Rondo healing ceremony to move beyond painful past

Old Rondo Avenue
A sign for "Old Rondo Ave.: 1865-1966" stands atop other street signs overlooking Interstate 94, left, and a frontage road in St. Paul, Minn., where homes, stores and other businesses once stood before the area was cleared in the 1950's to make way for the new interstate highway connecting Minneapolis and St. Paul.
Jim Mone | AP file

A healing ceremony will be held Friday in conjunction with the dedication of a new plaza to remember the history of St. Paul's historic black neighborhood that was torn in half with the building of Interstate Hwy. 94.

When construction crews bulldozed St. Paul's Rondo neighborhood to make way for I-94 in the 1960s, they destroyed the center of the city's African-American life, forcing many of the community's residents to move.

About a year and a half ago, the last building of the old Rondo neighborhood burned down. A vacant lot was established and Rondo Ave Inc., purchased this lot and intended to build a museum.
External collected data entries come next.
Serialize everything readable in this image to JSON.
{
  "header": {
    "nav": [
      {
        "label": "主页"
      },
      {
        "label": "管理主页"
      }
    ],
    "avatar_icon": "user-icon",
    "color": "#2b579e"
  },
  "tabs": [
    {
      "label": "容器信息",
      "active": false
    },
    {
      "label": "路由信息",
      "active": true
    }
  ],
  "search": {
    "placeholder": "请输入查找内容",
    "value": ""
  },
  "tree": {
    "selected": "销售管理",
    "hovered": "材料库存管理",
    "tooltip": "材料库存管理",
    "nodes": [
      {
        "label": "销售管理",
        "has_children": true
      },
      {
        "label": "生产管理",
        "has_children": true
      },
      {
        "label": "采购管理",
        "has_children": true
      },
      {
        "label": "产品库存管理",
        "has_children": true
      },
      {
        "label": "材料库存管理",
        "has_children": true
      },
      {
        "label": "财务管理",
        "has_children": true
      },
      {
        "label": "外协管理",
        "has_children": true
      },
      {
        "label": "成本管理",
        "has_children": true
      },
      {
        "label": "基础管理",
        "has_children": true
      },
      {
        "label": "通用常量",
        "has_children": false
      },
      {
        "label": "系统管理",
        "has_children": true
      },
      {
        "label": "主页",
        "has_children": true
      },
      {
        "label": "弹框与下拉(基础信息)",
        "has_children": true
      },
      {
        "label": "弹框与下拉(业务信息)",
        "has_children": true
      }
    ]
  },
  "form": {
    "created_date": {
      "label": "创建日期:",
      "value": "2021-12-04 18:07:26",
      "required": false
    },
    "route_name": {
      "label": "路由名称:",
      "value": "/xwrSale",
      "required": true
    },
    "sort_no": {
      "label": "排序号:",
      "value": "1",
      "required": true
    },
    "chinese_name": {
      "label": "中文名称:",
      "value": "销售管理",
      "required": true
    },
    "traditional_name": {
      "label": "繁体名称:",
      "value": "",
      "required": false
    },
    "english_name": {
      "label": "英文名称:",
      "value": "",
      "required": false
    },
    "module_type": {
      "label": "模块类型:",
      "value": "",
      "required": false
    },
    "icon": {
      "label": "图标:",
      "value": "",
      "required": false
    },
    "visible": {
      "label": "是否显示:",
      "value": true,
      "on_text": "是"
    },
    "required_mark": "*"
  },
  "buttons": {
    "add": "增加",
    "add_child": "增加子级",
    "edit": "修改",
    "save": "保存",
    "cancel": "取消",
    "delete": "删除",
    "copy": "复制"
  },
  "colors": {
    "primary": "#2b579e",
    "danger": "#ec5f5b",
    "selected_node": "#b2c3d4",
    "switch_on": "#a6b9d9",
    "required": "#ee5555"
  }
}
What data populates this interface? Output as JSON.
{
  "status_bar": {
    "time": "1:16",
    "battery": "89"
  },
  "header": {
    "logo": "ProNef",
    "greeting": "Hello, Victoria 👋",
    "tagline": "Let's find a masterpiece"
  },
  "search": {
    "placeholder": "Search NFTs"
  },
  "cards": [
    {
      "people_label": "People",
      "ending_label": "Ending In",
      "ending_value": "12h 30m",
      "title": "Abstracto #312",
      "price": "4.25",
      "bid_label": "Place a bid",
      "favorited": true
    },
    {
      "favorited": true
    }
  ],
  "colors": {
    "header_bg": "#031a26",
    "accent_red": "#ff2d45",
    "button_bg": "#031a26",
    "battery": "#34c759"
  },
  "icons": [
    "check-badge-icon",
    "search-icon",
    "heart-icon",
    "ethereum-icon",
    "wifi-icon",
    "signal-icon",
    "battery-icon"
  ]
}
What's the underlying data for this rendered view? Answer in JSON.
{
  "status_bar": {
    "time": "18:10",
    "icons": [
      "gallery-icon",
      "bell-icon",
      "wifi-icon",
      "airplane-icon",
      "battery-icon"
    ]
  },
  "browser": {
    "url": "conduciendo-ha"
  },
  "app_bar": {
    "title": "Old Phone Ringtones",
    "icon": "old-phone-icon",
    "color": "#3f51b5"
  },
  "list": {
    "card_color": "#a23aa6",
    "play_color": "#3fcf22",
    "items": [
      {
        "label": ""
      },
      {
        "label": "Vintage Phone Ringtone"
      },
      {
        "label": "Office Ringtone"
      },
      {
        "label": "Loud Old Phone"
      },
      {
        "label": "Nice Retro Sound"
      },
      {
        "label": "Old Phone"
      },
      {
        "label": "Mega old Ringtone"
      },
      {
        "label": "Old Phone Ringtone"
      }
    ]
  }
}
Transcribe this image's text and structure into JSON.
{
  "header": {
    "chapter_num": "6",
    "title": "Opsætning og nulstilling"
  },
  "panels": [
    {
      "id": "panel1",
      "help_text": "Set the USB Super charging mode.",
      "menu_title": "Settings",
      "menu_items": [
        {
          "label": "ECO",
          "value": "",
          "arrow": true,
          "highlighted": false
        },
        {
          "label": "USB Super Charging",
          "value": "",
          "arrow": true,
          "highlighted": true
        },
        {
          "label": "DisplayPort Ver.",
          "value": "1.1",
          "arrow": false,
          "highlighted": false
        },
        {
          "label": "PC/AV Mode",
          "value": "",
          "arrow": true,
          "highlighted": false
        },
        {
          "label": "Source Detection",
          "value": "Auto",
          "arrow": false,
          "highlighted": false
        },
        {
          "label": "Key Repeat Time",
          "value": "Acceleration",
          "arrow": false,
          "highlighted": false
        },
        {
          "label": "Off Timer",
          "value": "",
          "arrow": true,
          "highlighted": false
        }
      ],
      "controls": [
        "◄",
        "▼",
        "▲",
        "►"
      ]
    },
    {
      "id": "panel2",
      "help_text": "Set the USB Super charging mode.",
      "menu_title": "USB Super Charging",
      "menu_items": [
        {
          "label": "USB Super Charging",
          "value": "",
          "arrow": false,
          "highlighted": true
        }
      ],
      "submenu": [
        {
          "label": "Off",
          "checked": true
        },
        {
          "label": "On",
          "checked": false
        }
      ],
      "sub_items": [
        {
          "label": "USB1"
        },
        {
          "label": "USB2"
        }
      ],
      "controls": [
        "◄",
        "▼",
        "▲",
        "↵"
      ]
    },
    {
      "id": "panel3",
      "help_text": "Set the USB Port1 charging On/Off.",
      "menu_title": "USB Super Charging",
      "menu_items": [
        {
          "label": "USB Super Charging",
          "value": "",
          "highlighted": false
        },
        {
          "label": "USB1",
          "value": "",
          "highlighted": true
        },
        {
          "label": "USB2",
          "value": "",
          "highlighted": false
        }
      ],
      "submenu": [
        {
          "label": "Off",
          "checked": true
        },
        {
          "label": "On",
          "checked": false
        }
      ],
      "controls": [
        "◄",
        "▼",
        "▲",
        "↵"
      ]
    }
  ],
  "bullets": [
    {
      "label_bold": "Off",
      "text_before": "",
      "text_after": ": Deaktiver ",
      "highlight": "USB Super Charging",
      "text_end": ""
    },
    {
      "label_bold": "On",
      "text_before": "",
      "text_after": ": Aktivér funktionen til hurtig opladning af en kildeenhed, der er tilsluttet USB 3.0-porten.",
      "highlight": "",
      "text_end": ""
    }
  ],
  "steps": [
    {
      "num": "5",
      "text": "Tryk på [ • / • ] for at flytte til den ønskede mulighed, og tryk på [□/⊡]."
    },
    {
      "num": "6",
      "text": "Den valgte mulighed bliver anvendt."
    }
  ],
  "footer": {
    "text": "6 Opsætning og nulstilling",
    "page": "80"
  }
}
They concluded the operating costs of the museum were too high so they decided to take that lot and build a commemorative plaza instead.

Marvin Roger Anderson, co-founder of Rondo Days, told MPR News' Tom Weber this is an opportunity for people to let go of their pain and learn about Rondo's history.

For our youth to understand what we came through so that this plaza might be a place where they could visit to learn the history and the legacy of Rondo," Anderson said. "And we hope that once they learn that history and that legacy of Rondo it will help shape their futures, for a more positive future."